While she was engaged in superintending her servants, or instructing my young brothers, or occupied in needle-work for us all during whole days, with scarcely the interruption of a walk, or the indulgence of a book, I was pouring over my high-flown studies; perhaps, reading Horace with one brother, or conquering mathematical difficulties with the other; or, seated under an old ilex-tree in the lawn, writing verses. Sometimes, to gratify my mother, I condescended to practise on the piano-forte; but this was one of the secondary employments which I despised; a thing for show; a silly waste of time; nothing that could benefit mankind by the developement of the human understanding.

When I was eighteen, my philosophical enthusiasm became so great, that every moment seemed lost which was not devoted to scientific pursuits. To waste that time and those powers which were given me for the noblest purposes, in the common nothings of life; to sit with my friends listening to the trifling gossip of the country, or to home-spun discussions, were sacrifices to which I would seldom submit, and I always broke away from them with undissembled scorn.

Many a lonely hour that she has passed repairing the clothes of which I disdained to take care, I might have cheered her by my company; or enlivened my father’s evenings by a little simple music, in which he delighted. But conceit and selfishness always accompany each other; and, what is more to the point, always lay the foundation of their own punishment; the very talents and pursuits which, under proper control, ornament and raise the female character, became by their abuse my incessant bane. I had the pride of human intellect; and prayed for knowledge: alas! I never prayed for wisdom, nor for humility.

I will give you an instance of my odious selfishness, because it shews how short the space is between right and wrong. I went one evening to the drawing-room in search of my brother, but he was not there. My father had a book open near him, though he was not reading; my mother was working, and both looking sad and anxious; I was quickly retiring out of the room, when my father, stretching out his hand, and drawing me gently towards him said, “Gertrude, my love, stay with us. We have had some unpleasant news to-day. Your poor mother and I are too low-spirited to amuse each other; and we want you, my dear child, to cheer us a little.”

“Yes, papa,” said I, “I will come as soon as I can,” and I hurried away.—I shall never forget his look of disappointment.—Can you believe it?—I was so callous to every good feeling that I coolly sat down to finish some mathematical question in which I had been engaged, before I condescended to return!—But you will ask—had I no principles, no sense of duty or religion to guide me?—Yes, I had principles, but they were always warped by some silly enthusiasm: I had religion, but it was that sort of highly wrought sentiment which produces no good fruits: it was very spiritual I thought, but it had little influence on my actions.

My mother was anxious to bring me more into the world; and I complained myself sometimes of the want of amusement; but I professed to despise company of all kinds: dancing was an absurd waste of life, and the stiff country dinners were tiresome. Had my vanity, indeed, been more gratified at the balls and parties to which I was taken, I should, probably, have liked them amazingly; but the truth was, the ladies thought me learned, and were afraid of me, and neither my appearance nor my conversation pleased the other sex; I therefore discovered that such occupations offered but little enjoyment to a cultivated mind.

When I arrived at the age of twenty-four, I was a strange compound of selfishness and sentiment, of folly and learning. Of every species of useful knowledge I was ignorant; to make or mend my clothes I considered degrading; and all the details of domestic economy I treated with contempt. My mother reasoned with me, but in vain; my father interfered, but it was too late; my habits were formed. My parents could not always conceal their feelings of disappointment, and I withdrew more than ever to my own ideal world of poetry and science, and to studies which, I cannot too often repeat, are praiseworthy only when kept in due subordination. My father once said to me with tears in his eyes, “The time will come, Gertrude, when you will feel your mistake,”—and it did indeed come.

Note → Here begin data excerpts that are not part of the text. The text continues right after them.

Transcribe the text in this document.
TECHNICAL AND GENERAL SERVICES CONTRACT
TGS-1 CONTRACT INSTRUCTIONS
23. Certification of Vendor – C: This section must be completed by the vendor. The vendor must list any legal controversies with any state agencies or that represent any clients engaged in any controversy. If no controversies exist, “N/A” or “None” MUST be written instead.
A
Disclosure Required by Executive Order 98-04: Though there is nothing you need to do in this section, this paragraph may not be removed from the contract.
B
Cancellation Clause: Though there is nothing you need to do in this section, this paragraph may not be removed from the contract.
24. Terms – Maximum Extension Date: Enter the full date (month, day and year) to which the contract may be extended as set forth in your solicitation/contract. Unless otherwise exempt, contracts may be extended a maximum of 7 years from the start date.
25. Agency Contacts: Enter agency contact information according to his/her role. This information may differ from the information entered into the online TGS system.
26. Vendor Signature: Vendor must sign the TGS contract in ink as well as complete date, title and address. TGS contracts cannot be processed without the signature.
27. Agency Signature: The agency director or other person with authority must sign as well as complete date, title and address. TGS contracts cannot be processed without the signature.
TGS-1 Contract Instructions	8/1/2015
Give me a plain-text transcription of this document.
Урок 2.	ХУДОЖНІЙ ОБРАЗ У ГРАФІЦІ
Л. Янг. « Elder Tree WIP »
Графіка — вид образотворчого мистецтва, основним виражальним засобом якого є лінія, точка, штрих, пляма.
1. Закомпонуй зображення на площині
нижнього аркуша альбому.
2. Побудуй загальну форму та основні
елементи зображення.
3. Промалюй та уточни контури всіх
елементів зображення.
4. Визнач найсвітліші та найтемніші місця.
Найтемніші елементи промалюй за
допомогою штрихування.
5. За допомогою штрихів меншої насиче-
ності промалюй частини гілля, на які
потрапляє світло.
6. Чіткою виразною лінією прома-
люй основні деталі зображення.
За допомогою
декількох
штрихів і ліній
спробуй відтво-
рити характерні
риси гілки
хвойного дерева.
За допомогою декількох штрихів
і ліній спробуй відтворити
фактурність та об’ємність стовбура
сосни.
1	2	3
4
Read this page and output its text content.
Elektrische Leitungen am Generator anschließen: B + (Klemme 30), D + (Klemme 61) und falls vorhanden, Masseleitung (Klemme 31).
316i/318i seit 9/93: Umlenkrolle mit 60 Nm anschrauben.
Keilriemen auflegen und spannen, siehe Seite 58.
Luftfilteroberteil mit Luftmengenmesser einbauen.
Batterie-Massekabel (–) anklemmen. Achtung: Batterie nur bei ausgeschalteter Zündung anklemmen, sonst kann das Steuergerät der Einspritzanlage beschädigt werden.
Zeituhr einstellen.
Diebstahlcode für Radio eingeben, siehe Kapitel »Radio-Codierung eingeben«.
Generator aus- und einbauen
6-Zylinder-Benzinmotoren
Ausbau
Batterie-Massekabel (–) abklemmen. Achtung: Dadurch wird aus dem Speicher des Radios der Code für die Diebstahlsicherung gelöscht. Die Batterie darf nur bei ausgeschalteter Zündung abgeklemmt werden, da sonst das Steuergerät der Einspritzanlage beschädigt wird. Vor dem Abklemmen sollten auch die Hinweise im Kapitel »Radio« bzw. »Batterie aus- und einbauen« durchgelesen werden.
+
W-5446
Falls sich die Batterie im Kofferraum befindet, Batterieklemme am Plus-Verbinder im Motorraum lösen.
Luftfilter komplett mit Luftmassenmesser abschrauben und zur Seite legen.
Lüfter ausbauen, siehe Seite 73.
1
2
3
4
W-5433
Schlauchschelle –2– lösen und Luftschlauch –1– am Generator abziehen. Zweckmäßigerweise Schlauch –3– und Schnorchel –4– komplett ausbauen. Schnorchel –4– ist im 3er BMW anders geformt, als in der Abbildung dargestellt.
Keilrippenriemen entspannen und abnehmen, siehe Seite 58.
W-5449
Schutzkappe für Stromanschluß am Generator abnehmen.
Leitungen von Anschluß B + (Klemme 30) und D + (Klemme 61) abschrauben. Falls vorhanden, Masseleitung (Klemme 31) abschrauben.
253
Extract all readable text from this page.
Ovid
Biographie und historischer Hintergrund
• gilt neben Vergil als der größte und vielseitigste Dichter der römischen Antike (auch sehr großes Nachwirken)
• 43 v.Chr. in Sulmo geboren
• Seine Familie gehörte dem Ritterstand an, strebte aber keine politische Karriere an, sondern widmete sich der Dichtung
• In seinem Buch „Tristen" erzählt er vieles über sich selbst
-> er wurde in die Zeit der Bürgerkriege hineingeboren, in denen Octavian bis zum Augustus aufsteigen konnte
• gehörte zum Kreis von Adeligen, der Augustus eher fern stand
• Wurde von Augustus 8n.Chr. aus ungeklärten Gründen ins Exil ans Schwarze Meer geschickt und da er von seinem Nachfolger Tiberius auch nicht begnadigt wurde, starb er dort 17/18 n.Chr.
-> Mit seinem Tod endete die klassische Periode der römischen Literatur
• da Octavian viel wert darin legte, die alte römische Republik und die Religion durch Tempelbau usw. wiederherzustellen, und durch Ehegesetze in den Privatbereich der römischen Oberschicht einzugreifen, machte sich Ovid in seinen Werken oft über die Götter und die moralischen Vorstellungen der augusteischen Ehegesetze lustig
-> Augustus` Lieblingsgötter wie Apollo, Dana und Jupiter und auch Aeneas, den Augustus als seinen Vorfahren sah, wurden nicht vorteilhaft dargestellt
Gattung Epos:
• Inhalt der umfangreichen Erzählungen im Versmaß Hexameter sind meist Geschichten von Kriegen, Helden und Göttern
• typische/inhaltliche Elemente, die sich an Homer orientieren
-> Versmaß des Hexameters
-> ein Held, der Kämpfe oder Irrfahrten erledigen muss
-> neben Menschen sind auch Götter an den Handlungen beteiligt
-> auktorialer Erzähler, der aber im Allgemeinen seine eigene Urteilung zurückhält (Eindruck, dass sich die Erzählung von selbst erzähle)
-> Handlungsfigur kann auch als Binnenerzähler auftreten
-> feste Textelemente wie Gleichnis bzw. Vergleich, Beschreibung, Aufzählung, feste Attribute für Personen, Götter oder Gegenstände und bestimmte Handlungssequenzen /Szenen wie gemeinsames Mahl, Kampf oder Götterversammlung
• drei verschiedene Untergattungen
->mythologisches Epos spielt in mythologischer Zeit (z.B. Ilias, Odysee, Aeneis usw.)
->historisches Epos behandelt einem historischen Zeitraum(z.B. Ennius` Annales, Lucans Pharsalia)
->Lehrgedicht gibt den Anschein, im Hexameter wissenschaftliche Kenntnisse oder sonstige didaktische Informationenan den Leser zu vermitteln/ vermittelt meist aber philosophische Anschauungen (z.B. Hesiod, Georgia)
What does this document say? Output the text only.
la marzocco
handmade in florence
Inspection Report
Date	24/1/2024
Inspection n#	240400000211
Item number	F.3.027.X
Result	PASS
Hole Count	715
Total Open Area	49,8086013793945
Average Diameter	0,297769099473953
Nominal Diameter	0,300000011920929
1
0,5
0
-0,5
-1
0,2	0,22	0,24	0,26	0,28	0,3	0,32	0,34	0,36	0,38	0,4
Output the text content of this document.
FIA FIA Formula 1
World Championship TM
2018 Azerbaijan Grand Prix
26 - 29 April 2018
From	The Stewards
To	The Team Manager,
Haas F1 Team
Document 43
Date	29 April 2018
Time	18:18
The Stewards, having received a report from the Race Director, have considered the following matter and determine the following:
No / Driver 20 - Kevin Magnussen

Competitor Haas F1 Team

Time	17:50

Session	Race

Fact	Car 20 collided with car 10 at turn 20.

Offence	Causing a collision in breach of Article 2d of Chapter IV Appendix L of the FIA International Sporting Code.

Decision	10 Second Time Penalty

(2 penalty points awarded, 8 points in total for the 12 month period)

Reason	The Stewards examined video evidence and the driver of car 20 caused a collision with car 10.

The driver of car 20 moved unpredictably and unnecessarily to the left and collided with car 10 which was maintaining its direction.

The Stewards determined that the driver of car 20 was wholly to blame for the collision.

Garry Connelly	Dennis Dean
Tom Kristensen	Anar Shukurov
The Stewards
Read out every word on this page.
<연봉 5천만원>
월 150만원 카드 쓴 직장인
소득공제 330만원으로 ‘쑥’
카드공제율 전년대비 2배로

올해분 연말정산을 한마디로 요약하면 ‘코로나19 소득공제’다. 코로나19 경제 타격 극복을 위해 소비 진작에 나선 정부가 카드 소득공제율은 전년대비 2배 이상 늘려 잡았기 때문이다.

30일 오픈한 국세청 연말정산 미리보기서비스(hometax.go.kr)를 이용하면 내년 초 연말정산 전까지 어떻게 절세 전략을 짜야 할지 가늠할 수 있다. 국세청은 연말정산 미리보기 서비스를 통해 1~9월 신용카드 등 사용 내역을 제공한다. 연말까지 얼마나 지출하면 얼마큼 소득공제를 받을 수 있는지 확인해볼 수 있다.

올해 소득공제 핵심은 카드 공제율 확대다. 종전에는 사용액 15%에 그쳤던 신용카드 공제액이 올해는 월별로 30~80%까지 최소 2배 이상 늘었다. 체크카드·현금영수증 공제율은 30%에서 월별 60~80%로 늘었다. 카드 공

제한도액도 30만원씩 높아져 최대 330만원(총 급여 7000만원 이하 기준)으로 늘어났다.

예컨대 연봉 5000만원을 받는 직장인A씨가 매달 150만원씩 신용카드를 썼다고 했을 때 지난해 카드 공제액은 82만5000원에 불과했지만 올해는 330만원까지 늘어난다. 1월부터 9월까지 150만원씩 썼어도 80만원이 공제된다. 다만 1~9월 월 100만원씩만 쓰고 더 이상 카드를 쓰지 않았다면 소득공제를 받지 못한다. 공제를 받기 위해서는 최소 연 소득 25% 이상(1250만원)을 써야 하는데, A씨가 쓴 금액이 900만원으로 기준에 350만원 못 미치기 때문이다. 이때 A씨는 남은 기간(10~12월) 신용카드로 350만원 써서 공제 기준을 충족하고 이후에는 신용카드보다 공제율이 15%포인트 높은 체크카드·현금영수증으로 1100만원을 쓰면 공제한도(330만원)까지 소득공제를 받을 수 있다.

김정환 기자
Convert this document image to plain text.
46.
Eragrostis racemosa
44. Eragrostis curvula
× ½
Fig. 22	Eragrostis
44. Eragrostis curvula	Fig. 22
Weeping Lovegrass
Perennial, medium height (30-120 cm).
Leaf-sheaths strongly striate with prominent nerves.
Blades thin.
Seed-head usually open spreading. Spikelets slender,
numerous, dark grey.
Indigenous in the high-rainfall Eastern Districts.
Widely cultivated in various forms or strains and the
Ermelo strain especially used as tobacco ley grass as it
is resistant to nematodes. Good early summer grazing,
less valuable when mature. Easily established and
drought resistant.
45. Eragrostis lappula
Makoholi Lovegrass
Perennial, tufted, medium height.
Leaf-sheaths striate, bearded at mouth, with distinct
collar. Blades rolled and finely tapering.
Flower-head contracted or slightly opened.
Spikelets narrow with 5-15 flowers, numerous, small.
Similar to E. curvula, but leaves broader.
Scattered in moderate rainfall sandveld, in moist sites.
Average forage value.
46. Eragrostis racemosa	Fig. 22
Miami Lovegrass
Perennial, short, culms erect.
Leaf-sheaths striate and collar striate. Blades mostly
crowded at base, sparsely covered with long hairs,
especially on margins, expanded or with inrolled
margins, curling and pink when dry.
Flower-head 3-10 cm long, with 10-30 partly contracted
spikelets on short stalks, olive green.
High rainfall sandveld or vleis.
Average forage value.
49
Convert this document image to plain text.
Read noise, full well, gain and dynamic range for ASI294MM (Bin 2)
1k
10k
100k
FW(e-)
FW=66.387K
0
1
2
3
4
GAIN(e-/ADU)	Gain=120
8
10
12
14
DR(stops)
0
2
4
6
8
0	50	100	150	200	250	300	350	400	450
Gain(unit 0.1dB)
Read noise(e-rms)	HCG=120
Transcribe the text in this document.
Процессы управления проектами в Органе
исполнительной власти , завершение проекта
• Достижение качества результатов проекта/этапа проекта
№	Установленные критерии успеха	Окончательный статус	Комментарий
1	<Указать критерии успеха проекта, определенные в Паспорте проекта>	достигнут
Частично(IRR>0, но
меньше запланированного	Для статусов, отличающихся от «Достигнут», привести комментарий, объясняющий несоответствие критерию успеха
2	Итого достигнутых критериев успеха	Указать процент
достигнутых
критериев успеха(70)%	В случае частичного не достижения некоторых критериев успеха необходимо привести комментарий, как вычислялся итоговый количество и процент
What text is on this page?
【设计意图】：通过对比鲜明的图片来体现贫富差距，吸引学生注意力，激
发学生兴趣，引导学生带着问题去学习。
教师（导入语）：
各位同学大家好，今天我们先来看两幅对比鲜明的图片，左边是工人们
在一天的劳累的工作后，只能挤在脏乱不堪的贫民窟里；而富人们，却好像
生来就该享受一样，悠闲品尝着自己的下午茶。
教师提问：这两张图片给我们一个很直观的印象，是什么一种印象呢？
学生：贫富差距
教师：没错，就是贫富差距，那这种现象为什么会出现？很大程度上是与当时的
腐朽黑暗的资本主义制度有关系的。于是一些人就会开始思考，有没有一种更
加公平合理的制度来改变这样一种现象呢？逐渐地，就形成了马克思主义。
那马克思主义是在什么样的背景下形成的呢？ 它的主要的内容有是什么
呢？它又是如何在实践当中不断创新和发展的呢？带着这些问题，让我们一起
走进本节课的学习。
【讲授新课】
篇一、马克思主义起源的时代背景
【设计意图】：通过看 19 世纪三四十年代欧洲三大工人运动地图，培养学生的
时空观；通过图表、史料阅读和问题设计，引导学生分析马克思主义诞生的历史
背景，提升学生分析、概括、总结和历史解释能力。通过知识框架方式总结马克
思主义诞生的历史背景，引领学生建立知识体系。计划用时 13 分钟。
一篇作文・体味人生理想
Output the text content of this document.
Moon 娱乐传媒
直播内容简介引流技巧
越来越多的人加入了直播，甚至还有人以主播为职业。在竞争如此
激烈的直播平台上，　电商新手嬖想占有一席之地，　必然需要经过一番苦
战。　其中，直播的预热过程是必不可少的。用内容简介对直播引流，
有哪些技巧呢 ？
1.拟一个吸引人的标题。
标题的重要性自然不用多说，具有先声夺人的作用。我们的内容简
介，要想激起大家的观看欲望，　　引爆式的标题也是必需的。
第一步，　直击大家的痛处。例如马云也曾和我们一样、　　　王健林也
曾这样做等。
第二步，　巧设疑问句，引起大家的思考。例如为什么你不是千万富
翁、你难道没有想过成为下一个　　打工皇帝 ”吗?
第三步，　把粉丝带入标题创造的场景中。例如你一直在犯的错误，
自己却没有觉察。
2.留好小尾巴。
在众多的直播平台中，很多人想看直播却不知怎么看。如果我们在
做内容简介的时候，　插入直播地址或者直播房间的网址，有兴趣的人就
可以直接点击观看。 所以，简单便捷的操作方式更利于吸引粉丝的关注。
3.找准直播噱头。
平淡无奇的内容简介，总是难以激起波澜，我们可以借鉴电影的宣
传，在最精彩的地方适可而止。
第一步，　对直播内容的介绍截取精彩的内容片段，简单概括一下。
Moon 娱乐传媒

Mr. P., a college friend of my brother’s, came to visit him about this time, and spent a week at our house. He was as enthusiastic as myself, ardent in science, and perfect in classical literature; he was, in a word, the most amiable and accomplished person I had ever known. Pleased with my conversation, he paid us repeated visits, and without sufficiently studying my character, he sought to win my hand. It was the most foolish thing that Mr. P. ever did!

The attentions of such a man were irresistible; he really gained my heart, and I soon consented; anticipating with delight, as I told my mother, a life devoted to him and to science. My father, however, entirely disapproved of the match, as Mr. P. had a very small fortune, and as it was too obvious that I was unfit to be a poor man’s wife. I exerted all my former influence to coax him into acquiescence; but the most I could obtain was that, instead of an absolute refusal, he insisted on our waiting for a year, that we might each have time to understand the duties and difficulties of a married life.

I had been accustomed, not merely to indulgence, but almost to deference. Gertrude’s opinion had always been consulted; her advice had always prevailed; and was she now, and in a matter of such importance, to be controlled like a child! “No, sir,” said I, “Mr. P. is my choice, and I will not risk my happiness by submitting to any delay.”